26. Başvuruda tespit edilen hak ihlalinin sonuçlarının ortadan kaldırılması için yeniden yargılama yapılmasında hukuki yarar bulunmaktadır. Bu kapsamda kararın gönderildiği yargı mercilerince yapılması gereken iş, yeniden yargılama işlemlerini başlatmak ve Anayasa Mahkemesini ihlal sonucuna ulaştıran nedenleri gideren, ihlal kararında belirtilen ilkelere uygun yeni bir karar vermektir (Mehmet Doğan [GK], B. No: 2014/8875, 7/6/2018, §§ 54-60; Aligül Alkaya ve diğerleri (2) [1. B.], B. No: 2016/12506, 7/11/2019, §§ 53-60, 66; Kadri Enis Berberoğlu (3) [GK], B. No: 2020/32949, 21/1/2021, §§ 93-100).

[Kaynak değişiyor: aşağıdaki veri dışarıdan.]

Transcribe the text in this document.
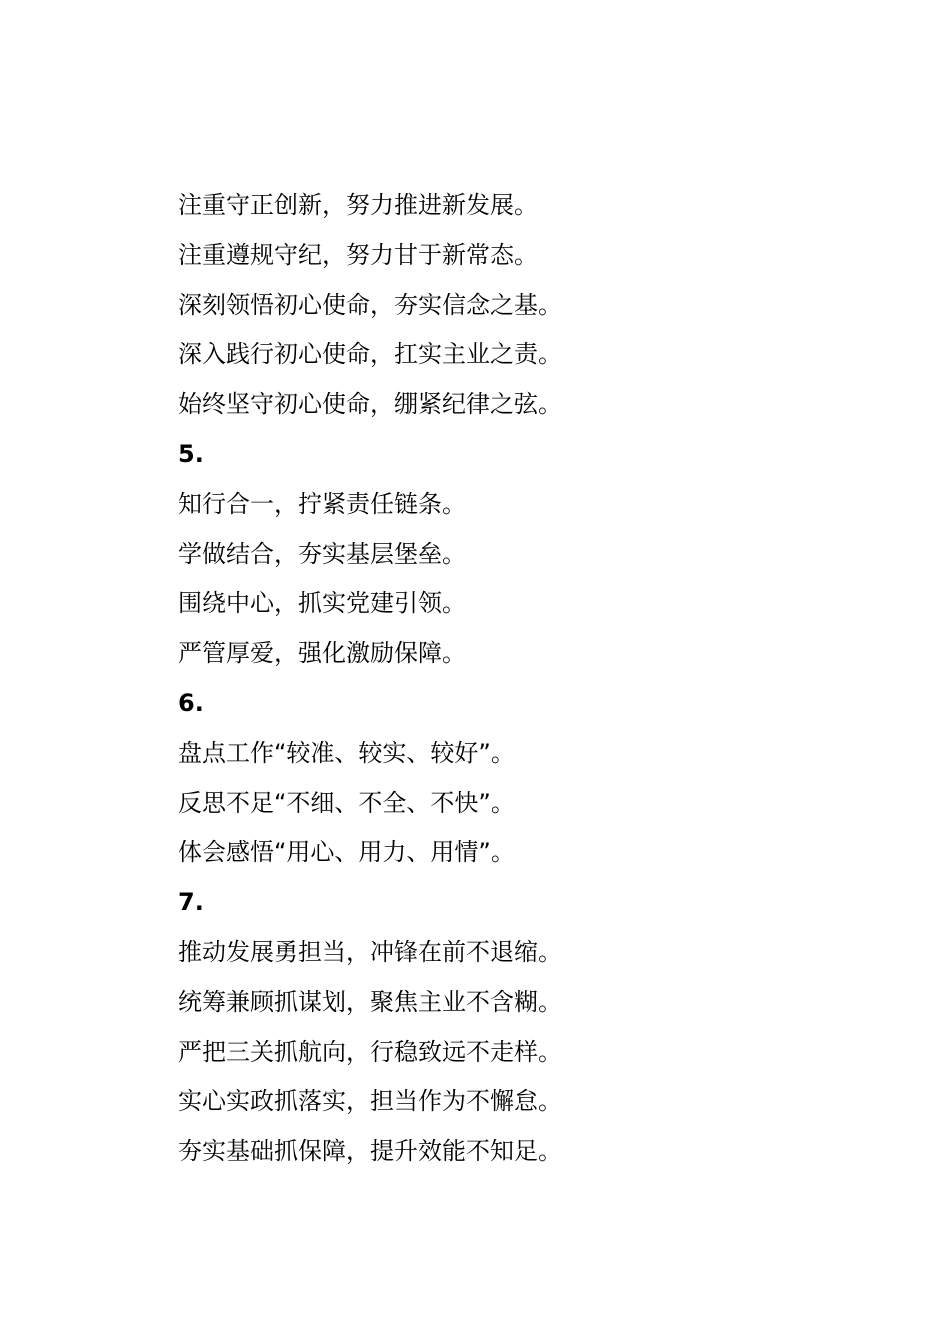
注重守正创新，努力推进新发展。
注重遵规守纪，努力甘于新常态。
深刻领悟初心使命，夯实信念之基。
深入践行初心使命，扛实主业之责。
始终坚守初心使命，绷紧纪律之弦。
5.
知行合一，拧紧责任链条。
学做结合，夯实基层堡垒。
围绕中心，抓实党建引领。
严管厚爱，强化激励保障。
6.
盘点工作“较准、较实、较好”。
反思不足“不细、不全、不快”。
体会感悟“用心、用力、用情”。
7.
推动发展勇担当，冲锋在前不退缩。
统筹兼顾抓谋划，聚焦主业不含糊。
严把三关抓航向，行稳致远不走样。
实心实政抓落实，担当作为不懈怠。
夯实基础抓保障，提升效能不知足。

27. Belirli bir davaya ilişkin olarak delilleri değerlendirme ve gösterilen delilin davayla ilgili olup olmadığına karar verme yetkisi kural olarak yargılamayı yürüten derece mahkemelerine aittir (Orhan Kılıç [GK], B. No: 2014/4704, 1/2/2018, § 44). Bu bağlamda somut olayda suçun sübutu konusunda karar vermek, Anayasa Mahkemesinin görevi değildir. Anayasa Mahkemesince verilen ihlal kararı, sanığın beraat ettiği anlamına gelmediği gibi ihlal kararının gereklerinin yerine getirilmesi amacıyla yapılacak yeniden yargılama neticesinde sanık hakkında mutlaka beraat kararı verilmesi gerektiği anlamına da gelmemektedir. İhlalin sonuçlarını gidermek üzere gereken işlemler yerine getirildikten sonra yapılacak değerlendirmede Mahkemenin mevcut belgelerle birlikte delillerin takdir biçimine göre benzer veya farklı bir sonuca varması mümkündür.
28. Öte yandan ihlalin niteliğine göre yeniden yargılamanın yeterli bir giderim sağlayacağı anlaşıldığından manevi tazminat, başvurucu uğradığını iddia ettiği maddi zararla ilgili bilgi/belge sunmadığından da maddi tazminat taleplerinin reddine karar verilmesi gerekir.
IV. HÜKÜM
Açıklanan gerekçelerle;
A. Adli yardım talebinin KABULÜNE,
B. Savunma için gerekli zaman ve kolaylıklara sahip olma hakkının ihlal edildiğine ilişkin iddianın KABUL EDİLEBİLİR OLDUĞUNA,
C. 1. Anayasa’nın 36. maddesinde güvence altına alınan adil yargılanma hakkı kapsamındaki savunma için gerekli zaman ve kolaylıklara sahip olma hakkının İHLAL EDİLDİĞİNE,
2. Diğer ihlal iddiaları yönünden İNCELEME YAPILMASINA GEREK OLMADIĞINA,
D. Kararın bir örneğinin ihlalin sonuçlarının ortadan kaldırılması için yeniden yargılama yapılmak üzere Bozkır Asliye Ceza Mahkemesine (E.2020/322, K.2021/226) GÖNDERİLMESİNE,
E. Başvurucunun tazminat taleplerinin REDDİNE,
F. 30.000 TL vekâlet ücretinden oluşan yargılama giderinin başvurucuya ÖDENMESİNE,
G. Ödemenin kararın tebliğini takiben başvurucunun Hazine ve Maliye Bakanlığına başvuru tarihinden itibaren dört ay içinde yapılmasına, ödemede gecikme olması hâlinde bu sürenin sona erdiği tarihten ödeme tarihine kadar geçen süre için yasal FAİZ UYGULANMASINA,
H. Kararın bir örneğinin Adalet Bakanlığına GÖNDERİLMESİNE 10/12/2024 tarihinde OYBİRLİĞİYLE karar verildi.